“You never know where your next client is going to come from,” says Joseph Ventura, manager of William Tell Financial Services in Latham, N.Y. While Ventura is a financial services industry veteran with more than 20 years of experience with “the gray hair to prove it,” even he is in awe of what’s proven to be a surprise revenue source for his independent office.
“The ethnic communities in nearby Albany and Schenectady are booming,” Ventura says, adding, “Immigrants are generally very hardworking, entrepreneurial and in need of a guide.”
The guide, however, does not need to be of the same group as the immigrants, as the William Tell staff discovered. Located near the state capital, the area’s traditional population is mainly employed in government-related jobs or university work, as the region is home to 10 colleges.
“It’s not a very entrepreneurial-minded population,” says Ventura, who grew up nearby and classifies many of his neighbors as “highly risk averse.” But as he recalls, “things changed.”
Most cities and large towns now have distinct and recognizable ethnic populations. While there frequently are language and cultural barriers, the perception of these obstacles is often worse than their reality and, unfortunately, may prevent advisors from tapping into a potentially rich new market. Consider the case of William Tell Financial Services where about 35 percent of its new business can be traced to ethnic communities.
According to the 2000 U.S. Census, some 500 Guyanese and Russian families were living in the nearby city of Schenectady. Many were relatively new arrivals – providing a largely untapped prospect base. Business activity for many of the immigrant families was predominantly buying and refurbishing real estate and starting small businesses, mainly retail stores, mostly in the city’s less desirable areas. Many were also in the car service business. While most foreigners have at least a “working knowledge” of English, Ventura says, there’s usually a family member or friend who can explain the nuances when a language barrier may prevent a client from fully understanding a product’s many features.
“People buying and selling real estate and launching small businesses also usually need financial services,” Ventura says. “Their behavior indicates they’re willing to take risks.”
What services do immigrants need? “Basically the same as everyone else,” Ventura says. “Life insurance, retirement planning, mortgages.”
How do you treat them? “The same as everyone else,” he repeats. “Give them good service. Explain things thoroughly. Be there for them.” A representative is on hand at the William Tell office week nights until 9 p.m. and a half-day on Saturday. “People who work long hours need someone to be available when they are. You can’t just walk out the door at 5 p.m. and succeed in this business.”

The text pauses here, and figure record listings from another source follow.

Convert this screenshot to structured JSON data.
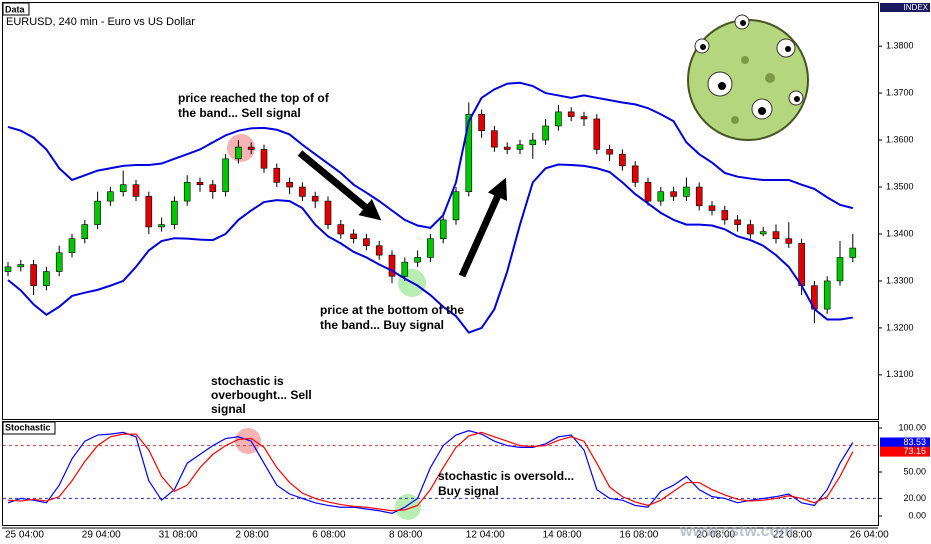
{
  "chart_data": [
    {
      "type": "candlestick",
      "label": "Data",
      "title": "EURUSD, 240 min - Euro vs US Dollar",
      "axis_label": "INDEX",
      "up_color": "#00c800",
      "down_color": "#e00000",
      "ylim": [
        1.3006,
        1.3894
      ],
      "yticks": [
        {
          "value": 1.38,
          "label": "1.3800"
        },
        {
          "value": 1.37,
          "label": "1.3700"
        },
        {
          "value": 1.36,
          "label": "1.3600"
        },
        {
          "value": 1.35,
          "label": "1.3500"
        },
        {
          "value": 1.34,
          "label": "1.3400"
        },
        {
          "value": 1.33,
          "label": "1.3300"
        },
        {
          "value": 1.32,
          "label": "1.3200"
        },
        {
          "value": 1.31,
          "label": "1.3100"
        }
      ],
      "open": [
        1.332,
        1.333,
        1.3335,
        1.329,
        1.332,
        1.336,
        1.339,
        1.342,
        1.347,
        1.349,
        1.3505,
        1.348,
        1.3415,
        1.342,
        1.347,
        1.351,
        1.3505,
        1.349,
        1.356,
        1.3585,
        1.358,
        1.354,
        1.351,
        1.35,
        1.348,
        1.347,
        1.342,
        1.34,
        1.339,
        1.3375,
        1.3355,
        1.331,
        1.334,
        1.335,
        1.339,
        1.343,
        1.349,
        1.3655,
        1.362,
        1.3585,
        1.358,
        1.359,
        1.36,
        1.363,
        1.366,
        1.365,
        1.3645,
        1.358,
        1.357,
        1.3545,
        1.351,
        1.347,
        1.349,
        1.348,
        1.35,
        1.346,
        1.345,
        1.343,
        1.342,
        1.34,
        1.3405,
        1.339,
        1.338,
        1.329,
        1.324,
        1.33,
        1.335
      ],
      "high": [
        1.334,
        1.3345,
        1.3345,
        1.333,
        1.3375,
        1.34,
        1.343,
        1.349,
        1.35,
        1.3535,
        1.3515,
        1.349,
        1.3435,
        1.348,
        1.3525,
        1.352,
        1.3515,
        1.357,
        1.36,
        1.3595,
        1.359,
        1.355,
        1.352,
        1.351,
        1.349,
        1.348,
        1.343,
        1.341,
        1.34,
        1.3385,
        1.3365,
        1.335,
        1.3365,
        1.34,
        1.3445,
        1.35,
        1.368,
        1.3665,
        1.363,
        1.3595,
        1.36,
        1.3615,
        1.3645,
        1.3675,
        1.367,
        1.366,
        1.3655,
        1.359,
        1.358,
        1.3555,
        1.352,
        1.35,
        1.35,
        1.352,
        1.351,
        1.347,
        1.346,
        1.344,
        1.343,
        1.3415,
        1.342,
        1.3425,
        1.339,
        1.33,
        1.331,
        1.3385,
        1.34
      ],
      "low": [
        1.331,
        1.332,
        1.327,
        1.328,
        1.331,
        1.335,
        1.338,
        1.341,
        1.346,
        1.348,
        1.347,
        1.34,
        1.3405,
        1.341,
        1.346,
        1.349,
        1.3475,
        1.348,
        1.355,
        1.357,
        1.353,
        1.35,
        1.3485,
        1.347,
        1.3455,
        1.341,
        1.339,
        1.338,
        1.3365,
        1.3345,
        1.3295,
        1.33,
        1.333,
        1.334,
        1.338,
        1.342,
        1.348,
        1.3605,
        1.3575,
        1.357,
        1.357,
        1.356,
        1.359,
        1.362,
        1.364,
        1.363,
        1.357,
        1.3555,
        1.3535,
        1.35,
        1.346,
        1.346,
        1.347,
        1.347,
        1.345,
        1.344,
        1.342,
        1.3405,
        1.339,
        1.3395,
        1.338,
        1.337,
        1.327,
        1.321,
        1.323,
        1.329,
        1.334
      ],
      "close": [
        1.333,
        1.3335,
        1.329,
        1.332,
        1.336,
        1.339,
        1.342,
        1.347,
        1.349,
        1.3505,
        1.348,
        1.3415,
        1.342,
        1.347,
        1.351,
        1.3505,
        1.349,
        1.356,
        1.3585,
        1.358,
        1.354,
        1.351,
        1.35,
        1.348,
        1.347,
        1.342,
        1.34,
        1.339,
        1.3375,
        1.3355,
        1.331,
        1.334,
        1.335,
        1.339,
        1.343,
        1.349,
        1.3655,
        1.362,
        1.3585,
        1.358,
        1.359,
        1.36,
        1.363,
        1.366,
        1.365,
        1.3645,
        1.358,
        1.357,
        1.3545,
        1.351,
        1.347,
        1.349,
        1.348,
        1.35,
        1.346,
        1.345,
        1.343,
        1.342,
        1.34,
        1.3405,
        1.339,
        1.338,
        1.329,
        1.324,
        1.33,
        1.335,
        1.337
      ],
      "lines": [
        {
          "color": "#0000dd",
          "values": [
            1.3628,
            1.362,
            1.3605,
            1.358,
            1.354,
            1.3515,
            1.3525,
            1.3535,
            1.354,
            1.3545,
            1.3547,
            1.3547,
            1.355,
            1.356,
            1.357,
            1.358,
            1.3595,
            1.361,
            1.362,
            1.3625,
            1.3626,
            1.3622,
            1.3612,
            1.359,
            1.357,
            1.355,
            1.353,
            1.3505,
            1.3488,
            1.347,
            1.345,
            1.343,
            1.3418,
            1.3413,
            1.344,
            1.351,
            1.364,
            1.369,
            1.3708,
            1.372,
            1.3722,
            1.3715,
            1.37,
            1.3695,
            1.369,
            1.3695,
            1.369,
            1.3685,
            1.368,
            1.3676,
            1.3668,
            1.3655,
            1.364,
            1.3595,
            1.357,
            1.3552,
            1.353,
            1.3522,
            1.3518,
            1.3515,
            1.3515,
            1.3515,
            1.3505,
            1.3496,
            1.3478,
            1.3462,
            1.3455
          ]
        },
        {
          "color": "#0000dd",
          "values": [
            1.3302,
            1.328,
            1.325,
            1.3228,
            1.3245,
            1.3268,
            1.3275,
            1.3281,
            1.329,
            1.33,
            1.333,
            1.3365,
            1.3385,
            1.3391,
            1.339,
            1.3388,
            1.3387,
            1.34,
            1.343,
            1.345,
            1.3468,
            1.3472,
            1.347,
            1.3455,
            1.342,
            1.3395,
            1.338,
            1.3362,
            1.335,
            1.3335,
            1.3322,
            1.3305,
            1.329,
            1.327,
            1.3245,
            1.3225,
            1.319,
            1.32,
            1.324,
            1.332,
            1.342,
            1.351,
            1.354,
            1.3548,
            1.3547,
            1.3545,
            1.354,
            1.3532,
            1.351,
            1.3485,
            1.3465,
            1.3445,
            1.343,
            1.342,
            1.342,
            1.3418,
            1.341,
            1.3395,
            1.3387,
            1.3375,
            1.3355,
            1.333,
            1.329,
            1.324,
            1.3218,
            1.3218,
            1.3222
          ]
        }
      ],
      "annotations": [
        [
          "price reached the top of of",
          "the band... Sell signal"
        ],
        [
          "price at the bottom of the",
          "the band... Buy signal"
        ],
        [
          "stochastic is",
          "overbought... Sell",
          "signal"
        ]
      ]
    },
    {
      "type": "line",
      "title": "Stochastic",
      "categories": [
        "25 04:00",
        null,
        null,
        null,
        null,
        null,
        "29 04:00",
        null,
        null,
        null,
        null,
        null,
        "31 08:00",
        null,
        null,
        null,
        null,
        null,
        "2 08:00",
        null,
        null,
        null,
        null,
        null,
        "6 08:00",
        null,
        null,
        null,
        null,
        null,
        "8 08:00",
        null,
        null,
        null,
        null,
        null,
        "12 04:00",
        null,
        null,
        null,
        null,
        null,
        "14 08:00",
        null,
        null,
        null,
        null,
        null,
        "16 08:00",
        null,
        null,
        null,
        null,
        null,
        "20 08:00",
        null,
        null,
        null,
        null,
        null,
        "22 08:00",
        null,
        null,
        null,
        null,
        null,
        "26 04:00"
      ],
      "ylim": [
        -10.2,
        106.8
      ],
      "yticks": [
        {
          "value": 100,
          "label": "100.00"
        },
        {
          "value": 50,
          "label": "50.00"
        },
        {
          "value": 20,
          "label": "20.00"
        },
        {
          "value": 0,
          "label": "0.00"
        }
      ],
      "levels": [
        {
          "value": 80,
          "color": "#d04040"
        },
        {
          "value": 20,
          "color": "#3030c0"
        }
      ],
      "series": [
        {
          "color": "#0000ff",
          "values": [
            15,
            20,
            18,
            15,
            35,
            65,
            85,
            92,
            93,
            95,
            90,
            40,
            18,
            30,
            60,
            70,
            80,
            88,
            90,
            85,
            60,
            35,
            25,
            20,
            15,
            12,
            10,
            10,
            8,
            6,
            3,
            10,
            20,
            55,
            80,
            92,
            97,
            93,
            85,
            80,
            78,
            78,
            82,
            90,
            92,
            75,
            30,
            20,
            18,
            12,
            10,
            28,
            35,
            45,
            30,
            22,
            20,
            15,
            18,
            20,
            22,
            25,
            15,
            12,
            30,
            60,
            83.53
          ]
        },
        {
          "color": "#ff0000",
          "values": [
            18,
            17,
            19,
            17,
            22,
            40,
            62,
            80,
            90,
            93,
            93,
            75,
            45,
            28,
            35,
            55,
            70,
            80,
            87,
            88,
            78,
            55,
            38,
            26,
            20,
            16,
            13,
            11,
            10,
            8,
            6,
            7,
            12,
            30,
            55,
            78,
            91,
            95,
            90,
            85,
            80,
            79,
            80,
            86,
            90,
            85,
            60,
            33,
            22,
            16,
            12,
            18,
            28,
            38,
            38,
            30,
            24,
            19,
            17,
            18,
            20,
            23,
            20,
            15,
            22,
            45,
            73.15
          ]
        }
      ],
      "annotations": [
        [
          "stochastic is oversold...",
          "Buy signal"
        ]
      ]
    },
    {
      "type": "text",
      "watermark": "www.cstw.com"
    }
  ]
}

How do you reach them? That’s where things started to get interesting.
Ventura’s associate, Dave Mannato was working at the paint desk at a local Home Depot when he began noticing the growing number of Guyanese and Russian customers. Mannato was working part time at William Tell’s subsidiary office, Matador Insurance Agency, which was launched in 2003. “These people were buying rundown property and renovating it either for a rental or resale. I would talk up insurance with them.”
Over time Mannato became known as the “insurance guy” at Home Depot. “Customers would walk in, policy in hand, and ask, ‘Where’s the insurance man?’ I’d write policies on the spot.”
“We were looking for a way to get a smoother revenue stream,” recalls Richard Pombo, a partner at William Tell, who grew up in the insurance business before moving to the financial planning side. “We didn’t see the ethnic landslide coming. The financial services and insurance work hand-in-hand in this scenario,” notes Pombo, who is fluent in Spanish and already had a large number of Spanish-speaking clients on the books.
“People from a different culture are not necessarily looking for someone from the same group as they are to be their financial advisor,” he continues. “Like everyone else, they want someone who gives them a good deal, who shows them the ropes in the new country. They want an advisor with expertise and who they can trust. You build trust by doing what you say you’re going to do.”
Pombo’s recipe is bearing fruit. Former trainee and now full-time representative Scott Veronese began prospecting the Guyanese community by attending ethnic functions. He once traveled to Shea Stadium in New York, about a four-hour, one-way car ride from his office, to meet a client.
“We signed the deal in the parking lot over the hood of my car,” Veronese says. “He was moved by me taking the time to meet him and as a result became a great referral source. Like other immigrants, these are hardworking people but there’s a lot to understand when you’re in a new country. They appreciate someone who can help them save money and get good coverage. Not being a part of their ethnic group makes little difference.”